Meta Platforms is impressing with its financial performance, with revenue forecasts for the third quarter well ahead of analysts’ expectations. The driving force behind the growth is artificial intelligence, which is improving the company’s core advertising business. However, market optimism is being mitigated by the scale of spending that Meta is incurring as part of the technological arms race.
The company is forecasting third quarter revenues of between $47.5 billion and $50.5 billion, while the market was expecting around $46.2 billion. The positive results are a direct result of AI implementations in advertising mechanisms. The company reported that in the second quarter, AI-based recommendations increased conversions by around 5% on Instagram and 3% on Facebook. In addition, Meta is introducing new tools such as Advantage+, which allows marketers to automatically generate video ads from static images.
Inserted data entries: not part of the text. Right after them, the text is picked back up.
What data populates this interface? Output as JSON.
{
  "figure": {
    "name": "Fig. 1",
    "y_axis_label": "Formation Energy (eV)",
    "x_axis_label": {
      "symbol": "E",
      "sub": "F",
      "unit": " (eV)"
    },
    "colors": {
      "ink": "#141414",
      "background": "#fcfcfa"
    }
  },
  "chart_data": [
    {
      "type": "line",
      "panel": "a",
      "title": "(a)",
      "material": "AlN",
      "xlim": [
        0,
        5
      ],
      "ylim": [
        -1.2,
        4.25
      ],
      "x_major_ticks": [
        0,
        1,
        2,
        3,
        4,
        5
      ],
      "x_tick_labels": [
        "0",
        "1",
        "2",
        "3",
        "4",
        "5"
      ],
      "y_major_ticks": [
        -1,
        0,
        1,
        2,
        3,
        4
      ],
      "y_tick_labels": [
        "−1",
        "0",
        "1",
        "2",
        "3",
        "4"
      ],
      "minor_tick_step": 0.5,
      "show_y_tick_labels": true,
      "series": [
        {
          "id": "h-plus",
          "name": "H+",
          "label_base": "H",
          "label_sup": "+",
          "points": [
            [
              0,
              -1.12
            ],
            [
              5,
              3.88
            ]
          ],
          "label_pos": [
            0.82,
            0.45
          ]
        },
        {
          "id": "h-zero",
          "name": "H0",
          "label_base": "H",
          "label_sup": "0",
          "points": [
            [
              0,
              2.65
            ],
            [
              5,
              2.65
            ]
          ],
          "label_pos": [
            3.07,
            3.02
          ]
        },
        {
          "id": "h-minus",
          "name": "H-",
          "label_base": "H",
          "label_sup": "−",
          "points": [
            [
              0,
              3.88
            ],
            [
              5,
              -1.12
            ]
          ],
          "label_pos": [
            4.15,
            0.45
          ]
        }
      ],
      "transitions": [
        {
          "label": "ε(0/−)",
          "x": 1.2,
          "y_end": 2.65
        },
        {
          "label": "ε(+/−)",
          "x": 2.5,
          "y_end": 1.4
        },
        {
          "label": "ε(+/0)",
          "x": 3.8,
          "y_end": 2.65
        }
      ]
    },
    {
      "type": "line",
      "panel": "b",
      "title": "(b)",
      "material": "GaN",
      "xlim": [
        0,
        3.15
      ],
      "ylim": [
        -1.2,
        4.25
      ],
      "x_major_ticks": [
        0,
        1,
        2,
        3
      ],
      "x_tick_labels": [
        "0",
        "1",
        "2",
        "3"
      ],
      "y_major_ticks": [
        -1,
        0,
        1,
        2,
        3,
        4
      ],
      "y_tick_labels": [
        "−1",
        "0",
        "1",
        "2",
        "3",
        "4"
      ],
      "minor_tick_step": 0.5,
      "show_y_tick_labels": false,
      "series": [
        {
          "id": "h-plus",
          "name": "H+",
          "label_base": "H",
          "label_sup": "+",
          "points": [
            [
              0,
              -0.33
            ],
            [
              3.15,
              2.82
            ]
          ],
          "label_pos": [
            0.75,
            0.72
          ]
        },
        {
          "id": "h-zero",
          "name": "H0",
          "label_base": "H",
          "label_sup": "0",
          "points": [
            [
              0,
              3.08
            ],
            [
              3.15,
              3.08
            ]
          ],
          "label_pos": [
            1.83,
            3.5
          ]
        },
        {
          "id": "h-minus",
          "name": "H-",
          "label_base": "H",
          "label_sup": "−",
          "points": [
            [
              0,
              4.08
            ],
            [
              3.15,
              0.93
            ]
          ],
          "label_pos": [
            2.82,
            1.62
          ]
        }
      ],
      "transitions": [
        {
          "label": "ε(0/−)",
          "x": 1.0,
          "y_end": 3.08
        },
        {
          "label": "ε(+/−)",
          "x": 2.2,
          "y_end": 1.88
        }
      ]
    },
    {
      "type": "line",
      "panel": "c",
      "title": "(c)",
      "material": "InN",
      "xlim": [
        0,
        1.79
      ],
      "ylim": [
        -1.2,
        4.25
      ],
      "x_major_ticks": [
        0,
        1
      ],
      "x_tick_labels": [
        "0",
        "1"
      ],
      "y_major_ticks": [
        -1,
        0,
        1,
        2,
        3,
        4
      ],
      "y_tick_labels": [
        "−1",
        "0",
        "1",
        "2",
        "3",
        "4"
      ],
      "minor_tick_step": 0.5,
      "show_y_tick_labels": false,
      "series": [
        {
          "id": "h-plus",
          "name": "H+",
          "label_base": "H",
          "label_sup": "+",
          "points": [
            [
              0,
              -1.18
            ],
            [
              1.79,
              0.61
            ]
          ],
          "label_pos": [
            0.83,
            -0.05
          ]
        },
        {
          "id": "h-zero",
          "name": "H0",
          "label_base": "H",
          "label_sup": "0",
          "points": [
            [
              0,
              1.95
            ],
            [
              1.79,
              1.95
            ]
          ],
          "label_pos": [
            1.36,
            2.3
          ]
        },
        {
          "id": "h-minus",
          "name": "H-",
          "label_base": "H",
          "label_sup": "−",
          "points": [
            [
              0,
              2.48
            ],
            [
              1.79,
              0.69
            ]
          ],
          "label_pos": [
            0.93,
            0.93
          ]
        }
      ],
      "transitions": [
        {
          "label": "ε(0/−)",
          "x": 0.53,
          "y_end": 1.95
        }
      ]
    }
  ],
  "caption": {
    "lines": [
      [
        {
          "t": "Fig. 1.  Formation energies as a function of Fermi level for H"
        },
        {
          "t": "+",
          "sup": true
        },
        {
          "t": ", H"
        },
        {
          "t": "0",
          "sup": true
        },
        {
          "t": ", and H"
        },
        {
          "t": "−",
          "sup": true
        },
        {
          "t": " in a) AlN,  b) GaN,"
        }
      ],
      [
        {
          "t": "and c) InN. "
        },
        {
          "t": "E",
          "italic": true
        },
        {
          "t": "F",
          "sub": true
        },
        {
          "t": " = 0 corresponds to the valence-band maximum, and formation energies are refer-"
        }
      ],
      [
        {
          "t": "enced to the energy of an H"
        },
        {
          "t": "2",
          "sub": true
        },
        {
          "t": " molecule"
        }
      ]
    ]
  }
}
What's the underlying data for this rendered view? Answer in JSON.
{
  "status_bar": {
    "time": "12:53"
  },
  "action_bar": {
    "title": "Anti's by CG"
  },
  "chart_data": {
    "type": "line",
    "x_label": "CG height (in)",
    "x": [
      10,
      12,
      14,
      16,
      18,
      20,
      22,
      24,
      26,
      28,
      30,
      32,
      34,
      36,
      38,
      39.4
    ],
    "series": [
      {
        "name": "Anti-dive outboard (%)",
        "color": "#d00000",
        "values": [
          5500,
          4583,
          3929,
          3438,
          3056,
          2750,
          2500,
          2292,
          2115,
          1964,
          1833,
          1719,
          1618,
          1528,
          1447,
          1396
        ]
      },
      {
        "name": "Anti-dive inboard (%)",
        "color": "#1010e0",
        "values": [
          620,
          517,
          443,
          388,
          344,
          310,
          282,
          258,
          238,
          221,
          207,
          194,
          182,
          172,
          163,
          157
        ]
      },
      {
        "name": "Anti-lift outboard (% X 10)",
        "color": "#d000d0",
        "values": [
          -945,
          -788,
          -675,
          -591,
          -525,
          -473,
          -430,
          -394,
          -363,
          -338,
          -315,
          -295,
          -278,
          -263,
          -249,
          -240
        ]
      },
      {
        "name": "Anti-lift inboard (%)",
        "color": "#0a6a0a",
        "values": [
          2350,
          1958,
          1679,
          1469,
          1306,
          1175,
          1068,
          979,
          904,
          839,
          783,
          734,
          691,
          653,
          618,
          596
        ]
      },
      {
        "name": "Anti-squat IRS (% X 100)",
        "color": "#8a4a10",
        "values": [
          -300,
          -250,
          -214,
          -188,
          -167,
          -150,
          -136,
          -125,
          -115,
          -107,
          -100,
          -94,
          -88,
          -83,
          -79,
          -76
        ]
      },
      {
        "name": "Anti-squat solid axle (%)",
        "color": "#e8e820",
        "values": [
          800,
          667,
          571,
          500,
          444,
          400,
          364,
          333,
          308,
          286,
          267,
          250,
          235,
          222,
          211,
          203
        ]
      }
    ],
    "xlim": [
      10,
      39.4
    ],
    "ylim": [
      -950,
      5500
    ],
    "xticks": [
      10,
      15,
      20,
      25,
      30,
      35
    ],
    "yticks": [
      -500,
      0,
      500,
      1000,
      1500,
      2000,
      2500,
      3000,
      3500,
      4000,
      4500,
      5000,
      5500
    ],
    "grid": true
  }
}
However, this success comes at a price. Meta’s management has signalled that investment in AI will only increase. The company has raised the lower end of its annual capital expenditure (capex) forecasts by $2 billion, to a range of $66-72 billion. Mark Zuckerberg has made no secret of the fact that the long-term goal is to achieve ‘super-intelligence’, which requires building a massive infrastructure and aggressively sourcing talent from the market, often with salary packages in excess of $100 million.
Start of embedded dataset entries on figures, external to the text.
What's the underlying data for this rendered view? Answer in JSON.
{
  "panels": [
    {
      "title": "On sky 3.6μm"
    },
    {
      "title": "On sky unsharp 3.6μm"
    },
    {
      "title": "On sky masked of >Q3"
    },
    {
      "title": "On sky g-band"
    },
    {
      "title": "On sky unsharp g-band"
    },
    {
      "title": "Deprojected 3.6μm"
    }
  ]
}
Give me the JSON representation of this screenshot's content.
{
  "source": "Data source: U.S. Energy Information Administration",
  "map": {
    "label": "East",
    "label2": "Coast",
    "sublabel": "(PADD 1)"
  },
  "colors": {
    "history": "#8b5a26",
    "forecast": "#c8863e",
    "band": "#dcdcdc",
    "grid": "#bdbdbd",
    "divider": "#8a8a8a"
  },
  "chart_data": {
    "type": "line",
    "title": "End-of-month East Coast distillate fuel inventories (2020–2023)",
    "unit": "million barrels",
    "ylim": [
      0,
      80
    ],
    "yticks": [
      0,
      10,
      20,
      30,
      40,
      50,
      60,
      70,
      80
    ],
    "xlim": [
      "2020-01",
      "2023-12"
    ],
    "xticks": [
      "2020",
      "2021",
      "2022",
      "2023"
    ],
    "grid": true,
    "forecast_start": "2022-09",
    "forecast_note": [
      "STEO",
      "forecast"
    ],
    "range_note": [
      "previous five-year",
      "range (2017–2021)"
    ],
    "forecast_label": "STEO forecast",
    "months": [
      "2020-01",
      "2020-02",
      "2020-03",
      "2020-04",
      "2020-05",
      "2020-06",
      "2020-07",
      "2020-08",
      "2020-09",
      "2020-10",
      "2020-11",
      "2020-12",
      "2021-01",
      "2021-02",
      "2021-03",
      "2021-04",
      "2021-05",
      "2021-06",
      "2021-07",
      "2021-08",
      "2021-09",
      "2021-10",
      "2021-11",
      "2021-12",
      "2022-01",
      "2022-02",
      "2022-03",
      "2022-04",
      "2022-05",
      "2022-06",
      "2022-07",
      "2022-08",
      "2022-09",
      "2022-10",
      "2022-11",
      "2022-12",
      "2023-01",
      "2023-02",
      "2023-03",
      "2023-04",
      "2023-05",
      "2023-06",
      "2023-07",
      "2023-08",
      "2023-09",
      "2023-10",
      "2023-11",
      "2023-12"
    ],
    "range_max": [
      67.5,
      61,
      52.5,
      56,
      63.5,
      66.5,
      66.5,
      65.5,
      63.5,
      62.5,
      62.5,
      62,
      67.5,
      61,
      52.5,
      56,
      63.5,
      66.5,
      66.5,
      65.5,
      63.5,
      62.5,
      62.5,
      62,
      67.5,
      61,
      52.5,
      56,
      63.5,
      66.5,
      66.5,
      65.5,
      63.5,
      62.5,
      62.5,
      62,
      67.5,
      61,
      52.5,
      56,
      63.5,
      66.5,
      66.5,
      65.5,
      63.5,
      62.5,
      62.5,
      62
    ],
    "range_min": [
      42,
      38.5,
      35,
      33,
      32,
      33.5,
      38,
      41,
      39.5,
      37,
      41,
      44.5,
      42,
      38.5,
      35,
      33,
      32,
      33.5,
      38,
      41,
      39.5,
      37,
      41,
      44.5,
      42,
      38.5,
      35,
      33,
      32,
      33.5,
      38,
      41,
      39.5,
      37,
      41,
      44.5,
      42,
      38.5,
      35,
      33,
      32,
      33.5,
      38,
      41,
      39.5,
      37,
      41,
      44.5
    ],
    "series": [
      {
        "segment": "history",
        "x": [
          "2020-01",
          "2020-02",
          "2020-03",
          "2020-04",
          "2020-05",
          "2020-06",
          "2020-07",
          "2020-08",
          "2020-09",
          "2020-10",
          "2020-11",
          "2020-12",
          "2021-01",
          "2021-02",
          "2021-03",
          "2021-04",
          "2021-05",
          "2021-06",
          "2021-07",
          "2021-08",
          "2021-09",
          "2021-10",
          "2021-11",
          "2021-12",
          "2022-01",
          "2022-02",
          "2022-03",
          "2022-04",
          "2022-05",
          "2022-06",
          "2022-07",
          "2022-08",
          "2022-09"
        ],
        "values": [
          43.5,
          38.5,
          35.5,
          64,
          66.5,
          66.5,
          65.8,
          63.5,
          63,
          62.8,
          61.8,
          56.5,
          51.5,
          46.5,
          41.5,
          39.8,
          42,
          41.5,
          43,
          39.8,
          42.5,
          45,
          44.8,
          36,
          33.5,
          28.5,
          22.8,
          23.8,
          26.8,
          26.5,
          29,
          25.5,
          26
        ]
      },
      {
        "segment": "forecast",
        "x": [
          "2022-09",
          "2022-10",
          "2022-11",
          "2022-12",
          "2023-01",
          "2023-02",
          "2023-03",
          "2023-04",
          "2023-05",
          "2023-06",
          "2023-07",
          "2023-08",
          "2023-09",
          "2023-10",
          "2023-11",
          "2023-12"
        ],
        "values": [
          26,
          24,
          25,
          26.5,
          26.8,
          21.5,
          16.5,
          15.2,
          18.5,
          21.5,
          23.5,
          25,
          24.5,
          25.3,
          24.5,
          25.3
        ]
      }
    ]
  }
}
Meta’s spending is part of a wider trend. By comparison, Microsoft is signalling an annual AI investment of around $120 billion and Alphabet (Google) plans to spend around $85 billion this year.
Although short-term returns on AI investments are evident, Meta’s strategy is fraught with risk. The company faces regulatory challenges, including antitrust proceedings in the US that could lead to a restructuring order. Investors seem to be backing Zuckerberg’s vision for now, but rising costs and regulatory uncertainty mean that the giant’s future remains under close scrutiny.